Grenache – The Unpopular Popularity of a Grape

By Steven Spanbauer

 

In my small circle of wine-drinking friends, a common refrain is, “I do not like Grenache.” It’s an odd statement from wine professionals since it makes a reductive declaration contrary to our shared belief in the unique intersection of grape, place, and winemaker. Once you start throwing out some famous Grenache-centric addresses, exceptions are made, and it turns out that it isn’t the grape that is to blame so much for how it is expressed. This can be said of any grape variety. I’ve yet to have a Kerner that didn’t remind me vulgarly or vaguely of the breakfast cereal Fruity Pebbles, yet I hold out hope that one day I’ll find the exception.

Quite simply, there are no bad dogs, just bad owners.

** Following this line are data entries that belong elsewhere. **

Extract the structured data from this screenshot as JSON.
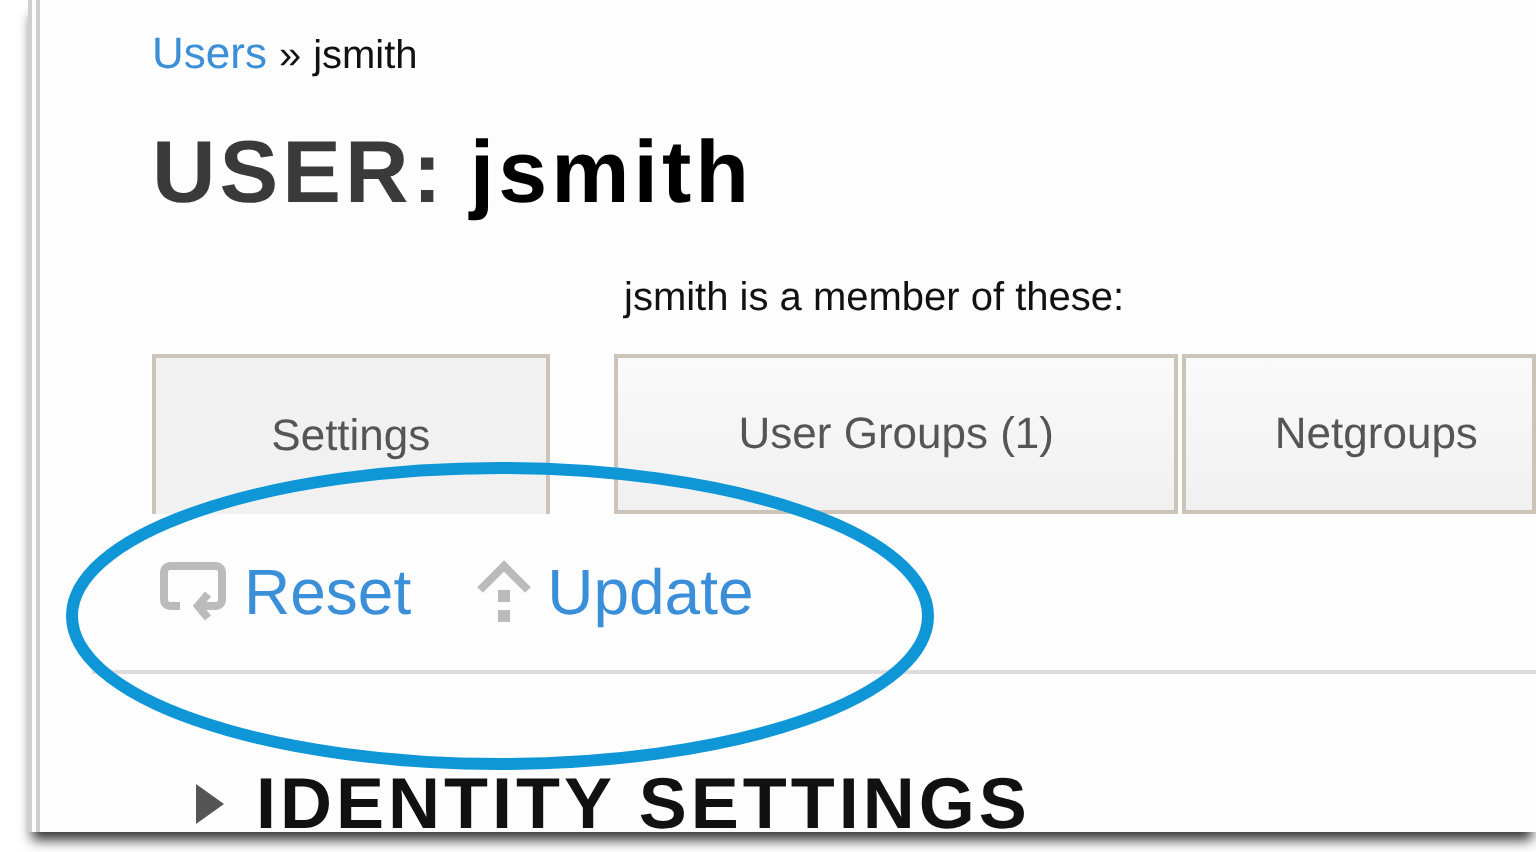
{
  "breadcrumb": {
    "link": "Users",
    "separator": "»",
    "current": "jsmith"
  },
  "title": {
    "prefix": "USER:",
    "name": "jsmith"
  },
  "membership_note": "jsmith is a member of these:",
  "tabs": [
    {
      "label": "Settings",
      "selected": true
    },
    {
      "label": "User Groups (1)",
      "selected": false
    },
    {
      "label": "Netgroups",
      "selected": false
    }
  ],
  "actions": [
    {
      "kind": "reset",
      "label": "Reset"
    },
    {
      "kind": "update",
      "label": "Update"
    }
  ],
  "section": {
    "title": "IDENTITY SETTINGS",
    "expanded": false
  }
}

Left to its own devices, Grenache is promiscuous, boozy, and straightforward. In its place of origin, it is a workhorse grape often ameliorated with other varieties to bring complexity to simple wines. At the margins and ragged edges of the State of Grenache are those that impose checks on Grenache through some combination of elevation, exceptionally low-vigor soils, old vines, and colder expositions. Some let Grenache be Garnacha yet somehow find a fulcrum of intensity and vitality. For all its potential and heartbreak, Grenache is the Mediterranean’s Pinot Noir. At a lengthy dinner discussing this oft-maligned variety among many wine professionals despite its popularity with consumers, Eric Solomon quipped, “Grenache delivers what Pinot promises.”

It is a provocative statement that challenges professional prejudice while acknowledging the tastes of many consumers. It also originates from three decades of working with a cadre of Grenache/Garnacha/Granatxa proponents – Daphne Glorian, Dominik Huber & Tatjana Peceric, the Armenier sisters, Fernando Mora, Dani Landi & Fernando Garcia, Ester Nin & Carles Ortiz, Paul Verité-Paumel, Isabelle Sabon, Curro Barreño, Leo & Roc Gramona, Anna Espelt, to name a few off-hand.  This isn’t an exhaustive list as much as an illumination of the diverse range of styles that Grenache occupies, ranging from ethereal to hedonistically dense but always possessing a compact core of fruit.

So, yeah, Grenache may slide easily into your DMs. It might seem like an Indie Band starting to fill stadiums, and it might be showing up on your parent’s playlist. You might also laugh off or roll your eyes at us saying, “Grenache Delivers What Pinot Promises,” but we’re just poking some fun at the notion of Grenache’s seeming unpopularity despite its popularity.